The Polemarch sat at a writing desk, on a chair of curved timber and a comfortable rounded back. The table and chair were both expensive pieces whose legs were shaped to resemble the legs and feet of a lion. I guessed they were both from the same carpenter, and that they were the personal property of the Polemarch, the more so because the wood was polished elm, which is very heavy and hard and far beyond the budget of the state. The Polemarch was a rich man to own such things.

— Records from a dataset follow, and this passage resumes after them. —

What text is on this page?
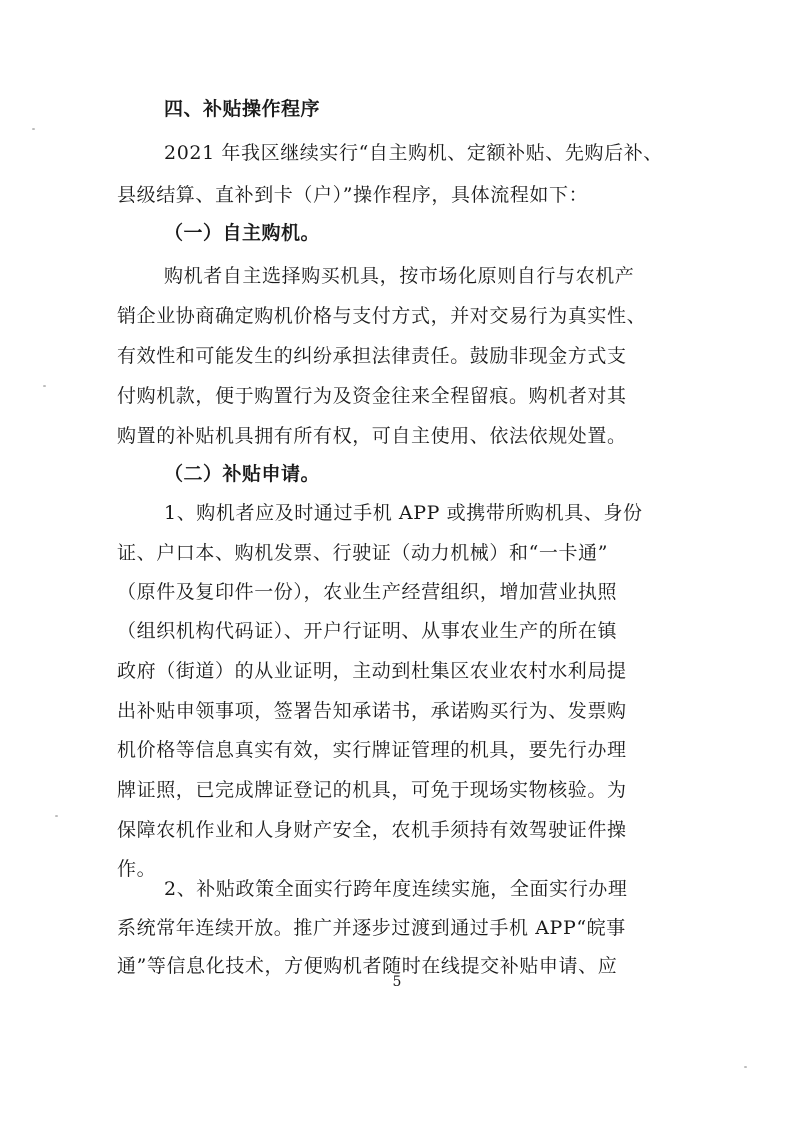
四、补贴操作程序
2021 年我区继续实行“自主购机、定额补贴、先购后补、
县级结算、直补到卡（户）”操作程序，具体流程如下：
（一）自主购机。
购机者自主选择购买机具，按市场化原则自行与农机产
销企业协商确定购机价格与支付方式，并对交易行为真实性、
有效性和可能发生的纠纷承担法律责任。鼓励非现金方式支
付购机款，便于购置行为及资金往来全程留痕。购机者对其
购置的补贴机具拥有所有权，可自主使用、依法依规处置。
（二）补贴申请。
1、购机者应及时通过手机 APP 或携带所购机具、身份
证、户口本、购机发票、行驶证（动力机械）和“一卡通”
（原件及复印件一份），农业生产经营组织，增加营业执照
（组织机构代码证）、开户行证明、从事农业生产的所在镇
政府（街道）的从业证明，主动到杜集区农业农村水利局提
出补贴申领事项，签署告知承诺书，承诺购买行为、发票购
机价格等信息真实有效，实行牌证管理的机具，要先行办理
牌证照，已完成牌证登记的机具，可免于现场实物核验。为
保障农机作业和人身财产安全，农机手须持有效驾驶证件操
作。
2、补贴政策全面实行跨年度连续实施，全面实行办理
系统常年连续开放。推广并逐步过渡到通过手机 APP“皖事
通”等信息化技术，方便购机者随时在线提交补贴申请、应
5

“You’re the man I received a note about,” the Polemarch said as soon as I entered. His voice was a deep bass. “From Pericles. Something about a total disaster at the theater? He seems to blame you.”

“A murder, sir.”

“That sounds bad. Why did you do it?”

“I think you might misunderstand, sir. I’m the detective.”

“Ah, I see. And there’s a meeting this afternoon?”

“Yes, sir. At the home of Pericles.”

“Well I have a lot of work to get through before then. What can I do for you?” he asked.

I said, “I hoped, sir, that before the meeting you could tell me something about metics. They must come to you, mustn’t they, to live in Athens?”

“Yes. That’s what that long line is outside. Any man from another city who wants to live in Athens must register with my office. As long as he pays his registration fee and names his patron, he’s in.”

“Are there any restrictions on the metics?”

“They may not own land. That is reserved for citizens. Metics pay slightly higher taxes, though the difference is nominal. I assume you know that a trial for the murder of a metic is heard in a lesser court than that for a citizen.”

“No sir, I didn’t.”

“Well you do now. If one metic kills another, we’re as likely to exile the murderer as execute him. It’s so much less messy that way.”

“What if a citizen murders a metic?” I asked.

“That’s why these cases are always heard in a lower court. The citizen would be exiled for a period of years, or face a massive fine. If metic murders were heard in the highest court, it would mean a citizen could face death for killing a non-citizen. That wouldn’t do at all.”